Science

The Mediterranean, a hotspot for both climate and biodiversity

The IPCC has documented it: the Mediterranean basin is warming faster than the global average. It is also one of the planet's 36 biodiversity hotspots. This double singularity makes it a priority territory for forest restoration.

Amplified warming

According to Cross-Chapter Paper 4 of the IPCC's sixth assessment report (AR6, 2022), the region has already warmed by about 1.5°C relative to the pre-industrial era. Projections widen the gap: future warming there would exceed the global average by 20% annually, and up to 50% for summer temperatures.

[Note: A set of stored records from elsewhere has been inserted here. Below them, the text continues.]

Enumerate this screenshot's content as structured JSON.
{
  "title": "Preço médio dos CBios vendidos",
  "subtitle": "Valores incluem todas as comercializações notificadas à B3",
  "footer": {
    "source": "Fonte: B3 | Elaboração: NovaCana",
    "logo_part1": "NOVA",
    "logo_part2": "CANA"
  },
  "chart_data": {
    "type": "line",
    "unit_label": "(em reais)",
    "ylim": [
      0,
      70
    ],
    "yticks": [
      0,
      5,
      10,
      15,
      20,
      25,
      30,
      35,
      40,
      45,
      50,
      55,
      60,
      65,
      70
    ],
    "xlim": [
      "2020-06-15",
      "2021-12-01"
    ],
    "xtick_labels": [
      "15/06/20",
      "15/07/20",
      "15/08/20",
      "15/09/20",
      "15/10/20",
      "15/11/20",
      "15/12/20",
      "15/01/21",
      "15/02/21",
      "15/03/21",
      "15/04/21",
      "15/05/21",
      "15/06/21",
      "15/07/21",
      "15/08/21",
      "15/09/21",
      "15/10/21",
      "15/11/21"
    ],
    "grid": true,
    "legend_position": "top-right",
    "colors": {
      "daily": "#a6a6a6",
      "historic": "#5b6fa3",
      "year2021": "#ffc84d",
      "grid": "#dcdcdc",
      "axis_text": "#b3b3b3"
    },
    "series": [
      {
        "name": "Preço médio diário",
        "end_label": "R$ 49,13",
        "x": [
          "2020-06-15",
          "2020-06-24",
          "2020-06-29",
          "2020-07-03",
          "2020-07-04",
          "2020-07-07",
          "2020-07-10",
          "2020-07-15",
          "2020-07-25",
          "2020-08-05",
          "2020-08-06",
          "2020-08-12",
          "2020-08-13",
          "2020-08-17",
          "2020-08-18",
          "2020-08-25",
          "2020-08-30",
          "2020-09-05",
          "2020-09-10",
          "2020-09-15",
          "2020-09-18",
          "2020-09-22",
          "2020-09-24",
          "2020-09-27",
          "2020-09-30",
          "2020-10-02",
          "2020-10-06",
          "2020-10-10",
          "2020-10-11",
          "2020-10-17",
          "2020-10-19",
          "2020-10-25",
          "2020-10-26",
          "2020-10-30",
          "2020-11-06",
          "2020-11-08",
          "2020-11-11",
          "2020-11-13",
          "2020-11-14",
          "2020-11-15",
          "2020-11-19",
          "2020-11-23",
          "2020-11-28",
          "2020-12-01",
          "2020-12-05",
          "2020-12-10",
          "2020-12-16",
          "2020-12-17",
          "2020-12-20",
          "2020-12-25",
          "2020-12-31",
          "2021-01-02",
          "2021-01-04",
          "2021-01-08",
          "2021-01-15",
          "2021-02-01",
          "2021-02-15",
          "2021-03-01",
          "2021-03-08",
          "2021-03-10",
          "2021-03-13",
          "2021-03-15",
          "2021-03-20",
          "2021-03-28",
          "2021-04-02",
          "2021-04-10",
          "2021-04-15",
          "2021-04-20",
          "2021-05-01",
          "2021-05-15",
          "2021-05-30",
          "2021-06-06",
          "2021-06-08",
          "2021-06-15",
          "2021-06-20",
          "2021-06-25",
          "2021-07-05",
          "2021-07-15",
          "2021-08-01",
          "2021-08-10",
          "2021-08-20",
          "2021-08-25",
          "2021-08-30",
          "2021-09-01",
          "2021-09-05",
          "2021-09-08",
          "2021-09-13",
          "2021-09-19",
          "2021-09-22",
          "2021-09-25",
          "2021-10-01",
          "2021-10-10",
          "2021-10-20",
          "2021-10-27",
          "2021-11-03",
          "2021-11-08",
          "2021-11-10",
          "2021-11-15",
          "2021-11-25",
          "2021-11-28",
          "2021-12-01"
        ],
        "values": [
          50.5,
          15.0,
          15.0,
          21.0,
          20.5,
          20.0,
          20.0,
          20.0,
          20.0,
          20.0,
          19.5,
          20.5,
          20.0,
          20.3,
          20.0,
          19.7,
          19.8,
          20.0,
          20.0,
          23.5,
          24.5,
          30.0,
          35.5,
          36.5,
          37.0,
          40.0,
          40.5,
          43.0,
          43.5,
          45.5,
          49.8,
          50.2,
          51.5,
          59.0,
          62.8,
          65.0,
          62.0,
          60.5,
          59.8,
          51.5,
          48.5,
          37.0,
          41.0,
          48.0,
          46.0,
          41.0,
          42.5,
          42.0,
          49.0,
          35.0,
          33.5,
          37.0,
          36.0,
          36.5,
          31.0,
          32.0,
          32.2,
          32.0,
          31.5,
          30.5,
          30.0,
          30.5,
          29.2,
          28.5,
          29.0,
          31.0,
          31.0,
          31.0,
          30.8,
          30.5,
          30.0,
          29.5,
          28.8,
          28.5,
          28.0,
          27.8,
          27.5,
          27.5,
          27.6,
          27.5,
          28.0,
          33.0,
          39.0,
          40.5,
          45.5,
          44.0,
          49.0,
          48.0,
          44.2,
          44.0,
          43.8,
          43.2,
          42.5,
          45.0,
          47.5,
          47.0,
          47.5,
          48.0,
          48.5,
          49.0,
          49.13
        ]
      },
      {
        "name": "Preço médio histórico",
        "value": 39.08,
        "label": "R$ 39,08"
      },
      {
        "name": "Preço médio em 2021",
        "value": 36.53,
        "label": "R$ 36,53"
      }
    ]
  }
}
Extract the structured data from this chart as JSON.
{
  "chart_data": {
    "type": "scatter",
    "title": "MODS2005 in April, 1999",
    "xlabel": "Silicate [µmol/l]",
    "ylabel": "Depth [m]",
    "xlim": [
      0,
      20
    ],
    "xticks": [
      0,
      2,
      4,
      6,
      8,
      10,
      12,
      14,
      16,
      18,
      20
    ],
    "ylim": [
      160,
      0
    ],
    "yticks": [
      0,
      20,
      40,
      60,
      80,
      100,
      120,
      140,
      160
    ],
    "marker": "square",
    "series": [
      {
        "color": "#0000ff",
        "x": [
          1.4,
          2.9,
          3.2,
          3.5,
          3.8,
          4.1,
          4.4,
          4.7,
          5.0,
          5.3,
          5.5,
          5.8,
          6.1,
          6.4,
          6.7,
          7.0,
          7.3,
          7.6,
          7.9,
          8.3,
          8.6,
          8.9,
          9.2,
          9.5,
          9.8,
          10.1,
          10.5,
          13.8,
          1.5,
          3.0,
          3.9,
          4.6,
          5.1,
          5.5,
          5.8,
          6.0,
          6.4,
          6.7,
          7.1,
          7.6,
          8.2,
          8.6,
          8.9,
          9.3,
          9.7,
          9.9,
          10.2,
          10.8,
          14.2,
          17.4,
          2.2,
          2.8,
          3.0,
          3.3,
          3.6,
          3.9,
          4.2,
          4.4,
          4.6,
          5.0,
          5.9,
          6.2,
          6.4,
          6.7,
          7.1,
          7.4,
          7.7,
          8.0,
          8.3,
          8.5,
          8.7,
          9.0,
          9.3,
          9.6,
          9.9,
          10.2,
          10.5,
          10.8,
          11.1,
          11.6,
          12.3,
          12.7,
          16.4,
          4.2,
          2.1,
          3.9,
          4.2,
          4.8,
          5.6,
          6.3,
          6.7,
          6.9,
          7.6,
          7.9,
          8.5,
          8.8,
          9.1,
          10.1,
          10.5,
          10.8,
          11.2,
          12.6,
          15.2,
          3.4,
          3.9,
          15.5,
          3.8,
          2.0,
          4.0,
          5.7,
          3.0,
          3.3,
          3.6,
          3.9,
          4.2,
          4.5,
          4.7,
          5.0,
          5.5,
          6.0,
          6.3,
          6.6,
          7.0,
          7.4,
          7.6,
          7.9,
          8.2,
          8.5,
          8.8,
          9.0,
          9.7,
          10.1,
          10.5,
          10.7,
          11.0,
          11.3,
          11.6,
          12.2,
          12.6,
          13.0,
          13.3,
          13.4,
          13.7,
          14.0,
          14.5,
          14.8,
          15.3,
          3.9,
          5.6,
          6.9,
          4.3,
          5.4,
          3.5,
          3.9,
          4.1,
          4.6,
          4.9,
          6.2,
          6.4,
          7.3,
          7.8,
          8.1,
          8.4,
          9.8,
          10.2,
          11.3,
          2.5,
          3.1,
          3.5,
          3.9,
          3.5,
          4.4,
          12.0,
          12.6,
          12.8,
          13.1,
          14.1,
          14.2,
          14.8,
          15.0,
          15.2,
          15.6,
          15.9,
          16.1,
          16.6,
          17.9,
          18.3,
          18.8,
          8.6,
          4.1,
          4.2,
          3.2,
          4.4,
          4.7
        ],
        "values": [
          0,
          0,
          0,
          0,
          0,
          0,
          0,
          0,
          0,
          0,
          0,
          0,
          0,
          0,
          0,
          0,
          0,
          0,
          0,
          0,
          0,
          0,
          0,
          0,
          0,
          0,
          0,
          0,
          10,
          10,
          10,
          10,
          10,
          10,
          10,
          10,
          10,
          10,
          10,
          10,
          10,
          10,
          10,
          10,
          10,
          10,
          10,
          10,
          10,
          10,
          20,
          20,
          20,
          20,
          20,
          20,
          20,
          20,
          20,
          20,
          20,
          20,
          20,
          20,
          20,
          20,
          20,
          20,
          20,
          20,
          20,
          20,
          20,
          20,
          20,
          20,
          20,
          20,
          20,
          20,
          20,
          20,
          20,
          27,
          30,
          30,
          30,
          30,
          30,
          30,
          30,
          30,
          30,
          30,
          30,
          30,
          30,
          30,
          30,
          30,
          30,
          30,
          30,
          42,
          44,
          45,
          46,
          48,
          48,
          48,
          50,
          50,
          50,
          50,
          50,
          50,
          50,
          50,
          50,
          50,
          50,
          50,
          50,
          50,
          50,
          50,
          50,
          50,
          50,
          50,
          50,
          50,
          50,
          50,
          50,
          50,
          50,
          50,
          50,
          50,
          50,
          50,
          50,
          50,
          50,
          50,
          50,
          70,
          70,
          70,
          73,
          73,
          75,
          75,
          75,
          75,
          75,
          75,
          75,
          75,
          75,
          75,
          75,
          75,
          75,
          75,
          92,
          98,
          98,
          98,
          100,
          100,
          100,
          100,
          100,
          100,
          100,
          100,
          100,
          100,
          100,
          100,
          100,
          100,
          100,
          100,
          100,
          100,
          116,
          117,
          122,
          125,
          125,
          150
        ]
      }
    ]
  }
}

A unique biodiversity reservoir

The basin is home to roughly 25,000 species of vascular plants, more than half of which exist nowhere else (CEPF). Oak woods, pine forests, maquis, riparian forests: many are now degraded or fragmented.

The restoration potential

Vast areas of the Mediterranean rim are degraded or abandoned land — precisely the context where afforestation-reforestation (ARR) projects make the most sense:

  • Strong additionality: without carbon funding, these lands remain degraded.
  • Major co-benefits: erosion control, aquifer recharge, habitat for endemic species.
  • Adapted species: Mediterranean flora offers a palette of drought-resistant species.
Restoring the Mediterranean forest means acting exactly where the climate stake and the biodiversity stake overlap.